Der Soldat gab ihm Antwort und wies dann nach den Fußfesseln, die der Tote noch trug.

»Ich werde sie ihm abnehmen lassen; es gibt ja dafür, Gott sei Dank, Schmiede genug,« sagte der Reviervorsteher, blies wieder die Backen auf und ging, langsam die Luft ausstoßend, nach der Tür.

»Woher kommt das nur?« wandte sich Nechljudow an den Arzt.

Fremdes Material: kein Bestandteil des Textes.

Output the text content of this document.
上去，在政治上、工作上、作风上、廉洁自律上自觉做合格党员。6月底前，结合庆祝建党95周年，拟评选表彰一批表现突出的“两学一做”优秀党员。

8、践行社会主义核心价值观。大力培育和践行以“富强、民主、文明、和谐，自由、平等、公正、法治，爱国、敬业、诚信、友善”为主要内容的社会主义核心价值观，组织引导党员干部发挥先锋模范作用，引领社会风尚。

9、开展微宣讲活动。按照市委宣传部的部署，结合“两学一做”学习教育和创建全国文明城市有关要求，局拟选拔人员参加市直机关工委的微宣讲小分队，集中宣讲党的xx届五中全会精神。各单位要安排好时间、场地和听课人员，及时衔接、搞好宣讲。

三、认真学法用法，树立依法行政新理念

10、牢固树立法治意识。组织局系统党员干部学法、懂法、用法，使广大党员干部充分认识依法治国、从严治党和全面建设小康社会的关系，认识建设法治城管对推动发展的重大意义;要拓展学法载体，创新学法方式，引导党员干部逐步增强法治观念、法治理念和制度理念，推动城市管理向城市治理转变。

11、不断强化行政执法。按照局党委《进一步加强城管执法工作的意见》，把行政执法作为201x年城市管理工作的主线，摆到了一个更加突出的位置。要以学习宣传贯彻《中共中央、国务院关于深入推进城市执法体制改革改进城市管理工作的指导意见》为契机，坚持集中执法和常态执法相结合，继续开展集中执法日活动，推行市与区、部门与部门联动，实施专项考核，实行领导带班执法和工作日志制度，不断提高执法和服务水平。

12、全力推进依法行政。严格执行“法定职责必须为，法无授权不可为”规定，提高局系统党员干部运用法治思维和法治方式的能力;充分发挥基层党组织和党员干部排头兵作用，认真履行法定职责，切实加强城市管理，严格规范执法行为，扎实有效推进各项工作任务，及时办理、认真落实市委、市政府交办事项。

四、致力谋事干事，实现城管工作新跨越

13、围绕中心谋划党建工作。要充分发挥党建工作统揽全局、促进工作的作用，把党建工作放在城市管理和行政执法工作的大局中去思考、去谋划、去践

»Was denn? Daß die Leute an Hitzschlag sterben? Kein Wunder – den ganzen Winter sitzen sie ohne Bewegung, ohne Licht im Loch, und mit einem Mal kommen sie dann in die Sonne, noch dazu an einem Tage wie heute, und marschieren im Haufen drauf los. Die Luftzufuhr fehlt – na, und da gibt's eben einen Hitzschlag.«

»Warum läßt man sie dann aber hinaus?«

»Da müssen Sie schon an zuständiger Stelle fragen. Wer sind Sie überhaupt?«

»Ich? Ein Privatmann ...«

»So–o! Empfehle mich, habe leider keine Zeit,« sagte der Arzt, zog seine Beinkleider zurecht und begab sich zu den Betten der Kranken.

»Na, wie geht es dir?« wandte er sich an den blassen Mann mit dem schiefen Munde und dem umwickelten Halse.

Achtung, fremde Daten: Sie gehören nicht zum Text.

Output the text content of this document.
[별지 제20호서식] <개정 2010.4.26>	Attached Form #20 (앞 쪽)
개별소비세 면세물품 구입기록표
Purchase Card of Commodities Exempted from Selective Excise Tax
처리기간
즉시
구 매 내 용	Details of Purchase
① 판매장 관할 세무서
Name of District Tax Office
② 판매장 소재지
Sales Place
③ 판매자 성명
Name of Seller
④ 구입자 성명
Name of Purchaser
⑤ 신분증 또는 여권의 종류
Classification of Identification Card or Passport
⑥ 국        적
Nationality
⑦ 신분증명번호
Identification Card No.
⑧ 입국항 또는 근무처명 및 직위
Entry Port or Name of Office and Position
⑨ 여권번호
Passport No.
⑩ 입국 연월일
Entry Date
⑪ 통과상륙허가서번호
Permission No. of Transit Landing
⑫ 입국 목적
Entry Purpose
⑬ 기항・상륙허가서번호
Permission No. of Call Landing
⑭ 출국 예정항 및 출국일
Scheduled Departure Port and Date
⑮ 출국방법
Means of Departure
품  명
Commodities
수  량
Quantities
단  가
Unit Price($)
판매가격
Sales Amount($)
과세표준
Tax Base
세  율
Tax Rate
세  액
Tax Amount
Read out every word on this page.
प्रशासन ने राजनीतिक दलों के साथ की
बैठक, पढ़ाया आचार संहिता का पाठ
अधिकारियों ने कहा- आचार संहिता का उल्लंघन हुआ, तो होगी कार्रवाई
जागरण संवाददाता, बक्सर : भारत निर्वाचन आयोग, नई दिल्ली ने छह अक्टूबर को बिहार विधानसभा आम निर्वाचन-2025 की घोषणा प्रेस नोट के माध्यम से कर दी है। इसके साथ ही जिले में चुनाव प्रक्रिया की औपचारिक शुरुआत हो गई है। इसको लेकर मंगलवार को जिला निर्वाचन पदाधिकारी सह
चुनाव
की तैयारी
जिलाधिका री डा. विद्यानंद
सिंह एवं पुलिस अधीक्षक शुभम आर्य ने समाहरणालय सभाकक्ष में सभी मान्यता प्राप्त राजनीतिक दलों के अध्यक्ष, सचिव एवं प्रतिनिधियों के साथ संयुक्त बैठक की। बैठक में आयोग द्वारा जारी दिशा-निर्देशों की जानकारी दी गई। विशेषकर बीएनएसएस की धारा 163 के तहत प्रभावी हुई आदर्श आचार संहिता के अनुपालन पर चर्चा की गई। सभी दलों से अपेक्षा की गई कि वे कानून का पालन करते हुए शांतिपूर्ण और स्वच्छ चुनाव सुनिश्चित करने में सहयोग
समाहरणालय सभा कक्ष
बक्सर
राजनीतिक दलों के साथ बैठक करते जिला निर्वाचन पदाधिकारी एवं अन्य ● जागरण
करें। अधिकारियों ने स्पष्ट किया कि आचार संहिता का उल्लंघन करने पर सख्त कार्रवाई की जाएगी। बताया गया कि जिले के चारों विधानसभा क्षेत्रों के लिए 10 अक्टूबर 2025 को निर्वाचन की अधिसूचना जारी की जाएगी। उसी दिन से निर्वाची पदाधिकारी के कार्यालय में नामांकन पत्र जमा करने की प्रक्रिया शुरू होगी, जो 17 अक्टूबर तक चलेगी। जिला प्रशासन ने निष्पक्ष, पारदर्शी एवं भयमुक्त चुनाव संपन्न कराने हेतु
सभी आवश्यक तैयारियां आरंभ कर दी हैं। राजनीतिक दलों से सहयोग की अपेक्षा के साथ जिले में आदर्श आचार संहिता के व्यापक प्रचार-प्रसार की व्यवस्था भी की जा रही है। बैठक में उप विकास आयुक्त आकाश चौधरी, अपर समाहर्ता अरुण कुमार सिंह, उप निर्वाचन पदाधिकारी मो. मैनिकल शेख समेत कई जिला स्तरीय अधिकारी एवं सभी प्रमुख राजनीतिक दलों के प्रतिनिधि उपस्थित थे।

Der Irrsinnige saß inzwischen auf seinem Bett; er hatte aufgehört zu rauchen und spuckte in der Richtung nach dem Arzte aus.

Nechljudow ging auf den Hof hinunter und schritt an den Feuerwehrpferden und der Schildwache in dem Messinghelm vorüber durch den Torweg. Er weckte seinen wieder eingeschlafenen Kutscher und fuhr nach dem Bahnhof.